A fire and secondary explosion occurred at the Zacapine arsenal in Peyon, killing 24 most of which were Zacapine servicemembers. Fortunately, those who were inside the barracks at the time survived thanks to the sturdy construction of the structure and helped to coordinate the immediate response efforts within the town. Their involvement in evacuating the wounded and preforming medical assistance saved many lives and expedited the larger rescue efforts which followed. The force of the blast had deformed the steel of the Peyon railway bridge and effectively cut off the town by land, forcing much of the evacuation of the wounded to be done by sea. Much of the docks on the south side of town were very close to where the Tlatetexoani had run aground, and so had been totally destroyed. The walking wounded were instead brought to the beach on the north side of town to be loaded onto dinghies and taken to waiting vessels for transportation to Angatahuaca for treatment. Within an hour of the disaster, the Zacapine military had brought the first medical personnel ashore at Peyon beach to set up a makeshift field hospital and treat those casualties who were still alive but could not be moved by boat to a hospital for treatment.
Captain Pizatzi Coyametl refused to disembark the doomed Tlatetexoani and was killed instantly in the blast.
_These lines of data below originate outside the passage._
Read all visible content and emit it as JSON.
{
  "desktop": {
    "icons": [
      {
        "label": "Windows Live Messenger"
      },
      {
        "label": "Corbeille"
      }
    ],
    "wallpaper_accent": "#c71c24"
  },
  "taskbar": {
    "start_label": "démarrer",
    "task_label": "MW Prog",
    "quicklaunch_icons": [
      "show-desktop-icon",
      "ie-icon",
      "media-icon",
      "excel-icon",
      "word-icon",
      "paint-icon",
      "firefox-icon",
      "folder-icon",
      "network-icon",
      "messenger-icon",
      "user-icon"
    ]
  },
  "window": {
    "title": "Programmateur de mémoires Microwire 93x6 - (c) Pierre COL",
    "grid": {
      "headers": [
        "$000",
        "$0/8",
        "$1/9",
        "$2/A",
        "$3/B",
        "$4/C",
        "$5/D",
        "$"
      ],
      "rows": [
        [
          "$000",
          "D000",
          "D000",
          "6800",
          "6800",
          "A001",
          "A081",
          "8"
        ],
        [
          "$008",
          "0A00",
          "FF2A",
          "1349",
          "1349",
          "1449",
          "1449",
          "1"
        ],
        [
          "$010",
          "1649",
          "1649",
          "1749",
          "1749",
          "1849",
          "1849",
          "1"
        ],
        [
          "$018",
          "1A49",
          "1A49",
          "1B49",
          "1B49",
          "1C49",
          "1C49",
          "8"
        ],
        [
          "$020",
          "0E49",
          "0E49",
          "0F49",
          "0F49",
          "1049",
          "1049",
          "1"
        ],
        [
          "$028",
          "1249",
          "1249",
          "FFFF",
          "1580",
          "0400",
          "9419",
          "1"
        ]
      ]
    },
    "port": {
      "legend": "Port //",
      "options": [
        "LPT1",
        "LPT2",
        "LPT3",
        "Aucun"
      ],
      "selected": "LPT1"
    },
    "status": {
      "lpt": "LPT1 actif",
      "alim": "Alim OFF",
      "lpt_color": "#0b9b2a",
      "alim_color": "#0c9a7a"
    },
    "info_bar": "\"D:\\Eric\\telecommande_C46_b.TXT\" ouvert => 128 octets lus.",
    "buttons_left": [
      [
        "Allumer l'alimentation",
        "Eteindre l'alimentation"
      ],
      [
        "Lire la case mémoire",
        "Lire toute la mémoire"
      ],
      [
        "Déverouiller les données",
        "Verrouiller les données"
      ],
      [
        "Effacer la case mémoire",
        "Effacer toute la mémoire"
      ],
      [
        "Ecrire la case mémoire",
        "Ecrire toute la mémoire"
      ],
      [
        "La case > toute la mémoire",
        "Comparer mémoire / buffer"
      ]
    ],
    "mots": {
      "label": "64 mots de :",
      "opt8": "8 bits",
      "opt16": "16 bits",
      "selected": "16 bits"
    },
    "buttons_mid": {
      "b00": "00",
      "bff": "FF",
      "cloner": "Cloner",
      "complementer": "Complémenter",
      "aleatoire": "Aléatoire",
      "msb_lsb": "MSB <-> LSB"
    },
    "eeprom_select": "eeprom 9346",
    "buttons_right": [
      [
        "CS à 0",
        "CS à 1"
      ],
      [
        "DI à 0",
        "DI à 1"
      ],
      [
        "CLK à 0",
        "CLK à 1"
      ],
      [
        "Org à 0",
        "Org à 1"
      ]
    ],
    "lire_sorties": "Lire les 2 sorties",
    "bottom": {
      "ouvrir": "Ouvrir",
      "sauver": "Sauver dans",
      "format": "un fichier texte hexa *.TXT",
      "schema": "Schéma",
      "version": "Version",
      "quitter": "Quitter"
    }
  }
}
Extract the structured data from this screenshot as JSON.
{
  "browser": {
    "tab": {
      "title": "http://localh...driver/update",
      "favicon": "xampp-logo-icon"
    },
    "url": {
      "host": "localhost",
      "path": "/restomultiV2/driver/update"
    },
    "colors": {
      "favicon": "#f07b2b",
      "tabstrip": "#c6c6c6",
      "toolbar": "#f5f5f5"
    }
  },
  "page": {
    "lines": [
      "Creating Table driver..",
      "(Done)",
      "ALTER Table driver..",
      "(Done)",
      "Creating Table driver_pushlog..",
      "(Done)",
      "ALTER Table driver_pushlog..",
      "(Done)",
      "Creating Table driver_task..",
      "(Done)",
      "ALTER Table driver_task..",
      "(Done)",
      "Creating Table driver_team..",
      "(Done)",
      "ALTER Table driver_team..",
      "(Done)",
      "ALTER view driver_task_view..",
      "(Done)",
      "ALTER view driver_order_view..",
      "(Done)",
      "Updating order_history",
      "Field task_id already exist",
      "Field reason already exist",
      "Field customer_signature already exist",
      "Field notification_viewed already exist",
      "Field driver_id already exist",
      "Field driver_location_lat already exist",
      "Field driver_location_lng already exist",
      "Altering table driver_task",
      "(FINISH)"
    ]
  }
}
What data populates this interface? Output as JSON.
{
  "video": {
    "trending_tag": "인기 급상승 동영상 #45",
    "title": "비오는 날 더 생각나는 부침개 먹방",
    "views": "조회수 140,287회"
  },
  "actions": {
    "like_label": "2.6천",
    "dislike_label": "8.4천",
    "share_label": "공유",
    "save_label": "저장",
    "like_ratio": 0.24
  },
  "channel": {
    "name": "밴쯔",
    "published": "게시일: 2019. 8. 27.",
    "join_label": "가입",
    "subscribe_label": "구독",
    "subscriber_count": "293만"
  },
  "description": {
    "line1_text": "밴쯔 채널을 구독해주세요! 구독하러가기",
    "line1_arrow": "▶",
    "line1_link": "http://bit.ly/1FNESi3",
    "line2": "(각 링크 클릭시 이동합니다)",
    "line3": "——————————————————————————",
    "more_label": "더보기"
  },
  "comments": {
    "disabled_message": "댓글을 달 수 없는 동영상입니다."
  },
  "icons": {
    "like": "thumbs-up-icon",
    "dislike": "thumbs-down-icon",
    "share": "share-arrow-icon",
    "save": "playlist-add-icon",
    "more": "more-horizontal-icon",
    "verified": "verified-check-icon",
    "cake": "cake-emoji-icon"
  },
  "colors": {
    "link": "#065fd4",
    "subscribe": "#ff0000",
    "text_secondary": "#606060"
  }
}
Of the crew of the stricken ship, three drowned after abandoning ship into the cold waters of the Xaltozan and one was killed by flying debris carried by the explosion while fleeing, while the rest of those who had made it to shore fled Peyon after failing to convince the townsfolk to evacuate and survived. The Pasca was carried by the tsunami and ran aground on the eastern shore of the Xaltozan, receiving heavy damage to her keel and ultimately being towed to Amegatlan-Angatahuaca to be scrapped. She had escaped almost totally unscathed from the collision without any injuries among the crew, but would suffer five fatalities from the explosion, including the Zacapine harbor pilot Xolotl Namiton who was largely blamed for the disaster in later years. Captain Insustria Marjuña was injured but survived the incident, as did the five members of the Tlatetexoani's crew that the Pasca had picked up.